Presley Jacobs and Azaria Khosa are both Fashion Design and Technology graduates from Tshwane University of Technology, who have joined forces to create this traditional knitwear with a modern twist collection for men and women.

This season’s collection is called The Street Prix taking inspiration from A1 GRAND PRIX motorsport racing. The feminine side of the alpha male biker is softened using knits while the use of off-cuts to create elaborate embroidery references the vision to align with a sustainable fashion ethos.

Inspired by the vulgar excesses of the Bullingdon Club, this collection taps into the aesthetic of “the lad”presenting a modern take on the boys’ club and updating staples associated with this style, from pinstriped tailcoats, button-ups and bow ties to cardigans, varsity bombers and rugby jerseys.

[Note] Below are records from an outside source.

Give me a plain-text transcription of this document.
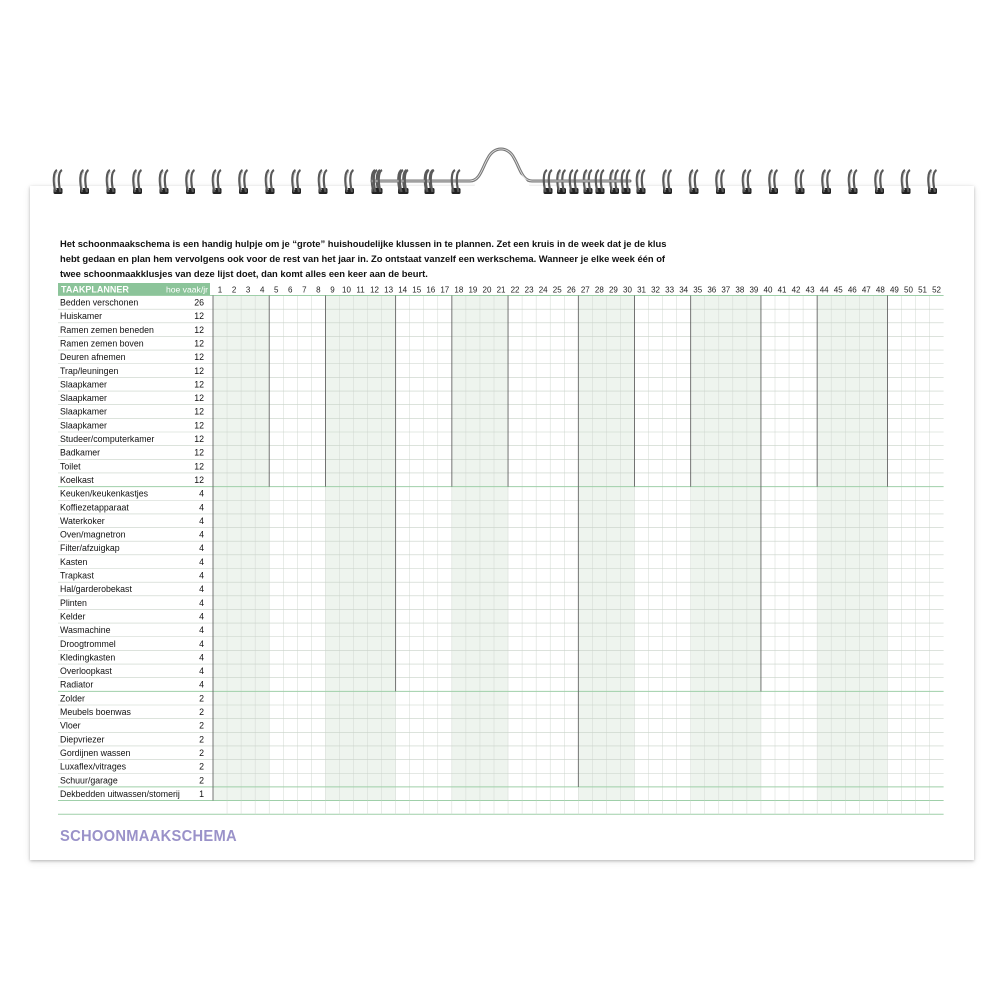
Het schoonmaakschema is een handig hulpje om je “grote” huishoudelijke klussen in te plannen. Zet een kruis in de week dat je de klus
hebt gedaan en plan hem vervolgens ook voor de rest van het jaar in. Zo ontstaat vanzelf een werkschema. Wanneer je elke week één of
twee schoonmaakklusjes van deze lijst doet, dan komt alles een keer aan de beurt.
TAAKPLANNER	hoe vaak/jr 1 2 3 4 5 6 7 8 9 10 11 12 13 14 15 16 17 18 19 20 21 22 23 24 25 26 27 28 29 30 31 32 33 34 35 36 37 38 39 40 41 42 43 44 45 46 47 48 49 50 51 52
Bedden verschonen	26
Huiskamer	12
Ramen zemen beneden	12
Ramen zemen boven	12
Deuren afnemen	12
Trap/leuningen	12
Slaapkamer	12
Slaapkamer	12
Slaapkamer	12
Slaapkamer	12
Studeer/computerkamer	12
Badkamer	12
Toilet	12
Koelkast	12
Keuken/keukenkastjes	4
Koffiezetapparaat	4
Waterkoker	4
Oven/magnetron	4
Filter/afzuigkap	4
Kasten	4
Trapkast	4
Hal/garderobekast	4
Plinten	4
Kelder	4
Wasmachine	4
Droogtrommel	4
Kledingkasten	4
Overloopkast	4
Radiator	4
Zolder	2
Meubels boenwas	2
Vloer	2
Diepvriezer	2
Gordijnen wassen	2
Luxaflex/vitrages	2
Schuur/garage	2
Dekbedden uitwassen/stomerij 1
SCHOONMAAKSCHEMA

FRANC ELIS – Johannesburg based Designer collaborating with John Drake a footwear company based in KZN.

The AW 23 Ephymol collection sees Ephraim Molingoana express the confidence to create a playful, eclectic and gender fluid collection that discovers the feminine polarity of the masculine. Timeless, bespoke and luxurious remain the hallmarks of one of Jozi’s best loved designer signatures. This season Ephymol is collaborating with Hopewell Footwear based in KZN, developing shoes for his Collection.

Ephymol (Photo courtesy of South African Fashion Week)

Deeply rooted in Soweto street culture, resident creative director Ole Ledimo says “we finally came back to our senses to take ownership of what belongs to us, our God-given space in the fashion sphere” with an expressive and disruptive AW 23 collection offering opinion, statements, short stories and perspectives on the essence of streetwear.

The new collection represents a lifestyle that was born in the early 1980s in Africa and includes influences such as skateboarding, graffiti, travel, punk, hardcore, kwaito, reggae, hip hop, the emerging amapiano and club culture as well as the art scene in downtown city centre areas. The collection will be available at selected Dunn stores together with the newly launched Loxion drink that is available throughout the continent.

Loxion Kulca (Photo courtesy of South African Fashion Week)

This season SA Fashion Week is collaboration with Poland’s Next Top Model Polska. Poland's Next Top Model Polska is a reality competition program, where boys and girls who dream of becoming models have a chance to enter the fashion world. It is based on America's Next Top Model format run by the legendary Tyra Banks. For the past 10 seasons Poland's Next Top Model has been one of the most popular prime time shows in Poland. Every year 14 aspiring models fight for the grand prize and recognition in modelling. In the course of the show the best girls and boys attend one of the most coveted fashion weeks in the world. This year the top 7 will compete in castings with experienced models for an opportunity to walk the runways of South African Fashion Week.